After reifying, you can extend the query to return evidences. In the interactive view, returning multiple elements will also automatically show edges between them

MATCH
    (m:mapping)-[:`owl:annotatedSource`]->(source:concept) ,
    (m)-[:`owl:annotatedSource`]->(target:concept)
    (m)-[:hasEvidence]->(e:evidence)
WHERE source.curie = "cellosaurus:0440" and m.predicate == "skos:exactMatch"
RETURN source, target, m, e

Reification is useful for doing complex filters, e.g., on mapping justification.

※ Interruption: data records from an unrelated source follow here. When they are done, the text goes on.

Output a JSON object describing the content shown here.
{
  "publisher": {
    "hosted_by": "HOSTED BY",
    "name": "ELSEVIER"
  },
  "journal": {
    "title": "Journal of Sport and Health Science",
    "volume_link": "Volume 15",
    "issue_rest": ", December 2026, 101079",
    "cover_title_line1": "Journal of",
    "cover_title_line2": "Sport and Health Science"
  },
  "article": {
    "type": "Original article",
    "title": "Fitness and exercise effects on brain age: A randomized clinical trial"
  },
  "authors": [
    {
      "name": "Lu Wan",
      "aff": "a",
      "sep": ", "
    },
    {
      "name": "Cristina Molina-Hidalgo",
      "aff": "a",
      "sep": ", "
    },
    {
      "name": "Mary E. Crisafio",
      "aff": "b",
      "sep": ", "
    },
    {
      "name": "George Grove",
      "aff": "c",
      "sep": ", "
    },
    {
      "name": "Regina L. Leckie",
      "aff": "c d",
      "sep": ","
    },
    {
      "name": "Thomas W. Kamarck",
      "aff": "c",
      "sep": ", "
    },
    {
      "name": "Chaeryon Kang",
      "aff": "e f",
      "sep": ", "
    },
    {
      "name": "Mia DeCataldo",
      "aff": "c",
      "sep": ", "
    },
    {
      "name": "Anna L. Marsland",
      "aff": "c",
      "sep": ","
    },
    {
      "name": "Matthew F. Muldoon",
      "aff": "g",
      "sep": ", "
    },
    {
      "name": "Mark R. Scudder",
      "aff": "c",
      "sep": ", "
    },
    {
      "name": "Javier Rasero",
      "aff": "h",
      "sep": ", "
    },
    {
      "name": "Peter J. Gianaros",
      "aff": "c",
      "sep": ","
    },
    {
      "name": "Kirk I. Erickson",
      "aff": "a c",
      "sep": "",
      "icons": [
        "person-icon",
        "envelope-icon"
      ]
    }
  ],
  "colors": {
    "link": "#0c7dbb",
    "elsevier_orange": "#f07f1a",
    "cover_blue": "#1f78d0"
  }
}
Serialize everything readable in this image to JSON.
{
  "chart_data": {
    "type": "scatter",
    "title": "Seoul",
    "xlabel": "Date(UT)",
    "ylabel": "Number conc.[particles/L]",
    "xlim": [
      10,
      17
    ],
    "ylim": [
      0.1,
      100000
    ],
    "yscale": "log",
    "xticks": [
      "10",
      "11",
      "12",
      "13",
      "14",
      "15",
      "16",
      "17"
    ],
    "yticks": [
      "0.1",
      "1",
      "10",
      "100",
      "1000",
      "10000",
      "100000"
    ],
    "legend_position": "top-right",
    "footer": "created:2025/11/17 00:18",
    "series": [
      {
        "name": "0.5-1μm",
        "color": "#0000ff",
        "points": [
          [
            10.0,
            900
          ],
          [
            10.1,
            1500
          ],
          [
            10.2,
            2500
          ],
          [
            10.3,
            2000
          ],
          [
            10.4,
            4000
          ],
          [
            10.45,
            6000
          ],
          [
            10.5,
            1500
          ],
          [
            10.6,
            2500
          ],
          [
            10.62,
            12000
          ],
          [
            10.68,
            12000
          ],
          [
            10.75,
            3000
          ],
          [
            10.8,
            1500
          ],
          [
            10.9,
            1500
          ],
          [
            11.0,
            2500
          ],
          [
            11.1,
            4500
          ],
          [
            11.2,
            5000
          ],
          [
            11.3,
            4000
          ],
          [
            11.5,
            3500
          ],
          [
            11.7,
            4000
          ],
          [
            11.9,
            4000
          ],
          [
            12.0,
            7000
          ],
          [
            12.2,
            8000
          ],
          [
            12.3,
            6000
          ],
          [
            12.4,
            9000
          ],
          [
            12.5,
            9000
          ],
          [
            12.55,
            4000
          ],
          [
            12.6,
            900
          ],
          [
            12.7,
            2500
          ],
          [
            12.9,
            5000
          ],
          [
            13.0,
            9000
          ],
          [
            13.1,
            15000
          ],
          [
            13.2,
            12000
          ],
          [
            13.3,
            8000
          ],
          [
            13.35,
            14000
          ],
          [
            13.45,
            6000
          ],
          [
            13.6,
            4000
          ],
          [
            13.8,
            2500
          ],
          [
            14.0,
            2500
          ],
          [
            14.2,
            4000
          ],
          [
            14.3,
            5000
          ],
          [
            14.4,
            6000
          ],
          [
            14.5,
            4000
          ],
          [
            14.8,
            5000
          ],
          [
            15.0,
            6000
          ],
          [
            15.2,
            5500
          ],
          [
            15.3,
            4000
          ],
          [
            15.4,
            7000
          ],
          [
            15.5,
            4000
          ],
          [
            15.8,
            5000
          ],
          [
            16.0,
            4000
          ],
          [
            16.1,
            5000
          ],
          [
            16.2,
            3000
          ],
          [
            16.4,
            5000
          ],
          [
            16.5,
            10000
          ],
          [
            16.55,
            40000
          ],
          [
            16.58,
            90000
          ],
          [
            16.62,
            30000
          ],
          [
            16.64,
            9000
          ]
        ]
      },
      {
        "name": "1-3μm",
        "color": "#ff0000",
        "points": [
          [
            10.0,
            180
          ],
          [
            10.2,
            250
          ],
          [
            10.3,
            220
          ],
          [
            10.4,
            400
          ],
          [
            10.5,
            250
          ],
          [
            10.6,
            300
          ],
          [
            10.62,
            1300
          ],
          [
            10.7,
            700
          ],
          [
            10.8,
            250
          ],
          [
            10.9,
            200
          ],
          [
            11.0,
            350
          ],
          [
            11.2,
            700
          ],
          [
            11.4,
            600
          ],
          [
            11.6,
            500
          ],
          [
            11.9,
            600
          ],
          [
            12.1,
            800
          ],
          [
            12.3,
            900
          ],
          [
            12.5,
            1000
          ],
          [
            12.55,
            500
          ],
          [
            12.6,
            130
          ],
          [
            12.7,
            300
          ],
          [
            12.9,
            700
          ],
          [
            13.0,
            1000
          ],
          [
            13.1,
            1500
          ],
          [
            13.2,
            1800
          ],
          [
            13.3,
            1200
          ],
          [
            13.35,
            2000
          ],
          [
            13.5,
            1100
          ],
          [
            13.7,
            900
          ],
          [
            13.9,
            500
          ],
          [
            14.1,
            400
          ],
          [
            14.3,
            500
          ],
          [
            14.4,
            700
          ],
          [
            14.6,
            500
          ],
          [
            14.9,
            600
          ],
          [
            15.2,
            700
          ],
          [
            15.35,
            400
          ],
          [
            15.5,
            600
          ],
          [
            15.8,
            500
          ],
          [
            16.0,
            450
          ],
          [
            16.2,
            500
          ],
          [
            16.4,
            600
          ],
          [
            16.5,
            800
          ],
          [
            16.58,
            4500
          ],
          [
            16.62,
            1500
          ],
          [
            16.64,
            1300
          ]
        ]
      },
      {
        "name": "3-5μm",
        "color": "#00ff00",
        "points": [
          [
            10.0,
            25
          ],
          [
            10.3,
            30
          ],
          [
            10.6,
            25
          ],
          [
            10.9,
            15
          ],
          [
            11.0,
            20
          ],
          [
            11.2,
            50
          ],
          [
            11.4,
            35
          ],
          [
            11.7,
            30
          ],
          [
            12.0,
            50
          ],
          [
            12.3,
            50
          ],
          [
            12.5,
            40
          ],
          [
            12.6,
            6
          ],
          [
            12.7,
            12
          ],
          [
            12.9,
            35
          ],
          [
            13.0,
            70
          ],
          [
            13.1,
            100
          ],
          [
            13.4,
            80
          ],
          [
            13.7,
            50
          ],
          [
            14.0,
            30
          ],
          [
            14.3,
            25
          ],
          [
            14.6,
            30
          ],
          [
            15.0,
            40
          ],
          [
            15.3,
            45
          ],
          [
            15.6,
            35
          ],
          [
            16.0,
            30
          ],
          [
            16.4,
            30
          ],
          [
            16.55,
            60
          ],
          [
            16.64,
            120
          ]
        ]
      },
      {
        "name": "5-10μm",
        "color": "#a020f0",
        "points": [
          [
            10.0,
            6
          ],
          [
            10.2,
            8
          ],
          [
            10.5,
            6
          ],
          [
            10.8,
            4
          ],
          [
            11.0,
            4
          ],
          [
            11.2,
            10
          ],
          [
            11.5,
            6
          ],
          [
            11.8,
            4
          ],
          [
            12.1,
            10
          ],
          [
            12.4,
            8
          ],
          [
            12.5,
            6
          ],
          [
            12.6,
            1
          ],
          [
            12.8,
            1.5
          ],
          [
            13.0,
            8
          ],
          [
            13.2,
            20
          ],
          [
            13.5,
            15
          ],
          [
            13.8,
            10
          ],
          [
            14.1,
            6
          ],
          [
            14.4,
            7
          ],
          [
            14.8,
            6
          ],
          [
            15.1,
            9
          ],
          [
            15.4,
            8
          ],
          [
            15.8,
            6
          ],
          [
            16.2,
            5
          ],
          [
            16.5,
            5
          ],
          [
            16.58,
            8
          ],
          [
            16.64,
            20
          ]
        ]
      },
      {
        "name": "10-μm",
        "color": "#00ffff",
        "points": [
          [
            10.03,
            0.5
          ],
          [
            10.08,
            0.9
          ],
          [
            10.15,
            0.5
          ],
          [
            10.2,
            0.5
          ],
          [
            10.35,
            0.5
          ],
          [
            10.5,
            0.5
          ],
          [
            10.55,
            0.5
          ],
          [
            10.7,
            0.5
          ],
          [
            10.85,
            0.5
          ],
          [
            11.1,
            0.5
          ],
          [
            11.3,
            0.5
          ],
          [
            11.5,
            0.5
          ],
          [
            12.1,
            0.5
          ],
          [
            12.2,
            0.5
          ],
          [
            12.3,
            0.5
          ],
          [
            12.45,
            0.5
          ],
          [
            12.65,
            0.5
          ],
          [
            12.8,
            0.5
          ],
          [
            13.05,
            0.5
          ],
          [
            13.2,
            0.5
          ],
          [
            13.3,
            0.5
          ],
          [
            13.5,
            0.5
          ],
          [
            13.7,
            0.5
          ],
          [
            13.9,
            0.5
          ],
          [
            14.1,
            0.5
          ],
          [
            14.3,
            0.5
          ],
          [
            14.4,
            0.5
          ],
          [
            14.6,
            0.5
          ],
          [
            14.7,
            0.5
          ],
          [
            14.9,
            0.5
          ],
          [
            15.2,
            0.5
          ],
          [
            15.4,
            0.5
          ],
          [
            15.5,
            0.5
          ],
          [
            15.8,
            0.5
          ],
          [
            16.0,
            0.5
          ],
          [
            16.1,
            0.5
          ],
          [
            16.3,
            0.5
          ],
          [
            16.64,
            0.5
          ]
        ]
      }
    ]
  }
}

The following query returns exact matches to cellosaurus:0440 that have manual mapping justification

MATCH
    (m:mapping)-[:`owl:annotatedSource`]->(source:concept) ,
    (m)-[:`owl:annotatedSource`]->(target:concept)
    (m)-[:hasEvidence]->(e:evidence)
WHERE
    source.curie = "cellosaurus:0440"
    and m.predicate == "skos:exactMatch"
    and e.mapping_justification == "semapv:ManualMappingCuration"
RETURN target

The previous query can be reformulated to filter for minimum confidence:

MATCH
    (m:mapping)-[:`owl:annotatedSource`]->(source:concept) ,
    (m)-[:`owl:annotatedSource`]->(target:concept)
    (m)-[:hasEvidence]->(e:evidence)
WHERE
    source.curie = "cellosaurus:0440"
    and m.predicate == "skos:exactMatch"
    and e.confidence > 0.3
RETURN target

It can also be extended to return the authors of the evidences:

MATCH
    (m:mapping)-[:`owl:annotatedSource`]->(source:concept) ,
    (m)-[:`owl:annotatedSource`]->(target:concept)
    (m)-[:hasEvidence]->(e:evidence)
    (e)-[:hasAuthor]->(author:concept)
WHERE
    source.curie = "cellosaurus:0440"
    and m.predicate == "skos:exactMatch"
    and e.mapping_justification == "semapv:ManualMappingCuration"
RETURN target, author

The following query gets all mappings (with associated evidences, mapping sets, and authors) where cellosaurus:0440 is the source, with optional matches for mapping sets and authors:

MATCH
    (m:mapping)-[:`owl:annotatedSource`]->(source:concept) ,
    (m:mapping)-[:`owl:annotatedTarget`]->(target:concept) ,
    (m)-[:hasEvidence]->(e:evidence)
WHERE source.curie = "cellosaurus:0440"
OPTIONAL MATCH
    (e)-[:fromSet]->(mset:mappingset)
OPTIONAL MATCH
    (e)-[:hasAuthor]->(author:concept)
RETURN source, target, m, e, mset, author

Neo4j Output Reference

I/O for Neo4j.

Variables

`CONCEPT_NODES_HEADER`	The column headers for the concept nodes in the SeMRA Neo4j graph database export
`DERIVED_PREDICATE`	The predicate used in the graph data model connecting a reasoned evidence
`EDGES_HEADER`	The column headers for properties attached to simple mappings
`EDGES_SUPPLEMENT_HEADER`	for extra edges that aren't mapping edges, such as those with `HAS_EVIDENCE_PREDICATE`, `FROM_SET_PREDICATE`, `DERIVED_PREDICATE`, and `HAS_AUTHOR_PREDICATE`
`EVIDENCE_NODES_HEADER`	The column headers for evidence nodes in the SeMRA Neo4j graph database export
`FROM_SET_PREDICATE`	The predicate used in the graph data model connecting an evidence node to a mapping set node
`HAS_AUTHOR_PREDICATE`	node to the mapping node(s) from which it was derived
`HAS_EVIDENCE_PREDICATE`	The predicate used in the graph data model connecting a mapping node to an evidence node
`MAPPING_NODES_HEADER`	The column headers for the mapping nodes in the SeMRA Neo4j graph database export
`MAPPING_SET_NODES_HEADER`	Built-in mutable sequence.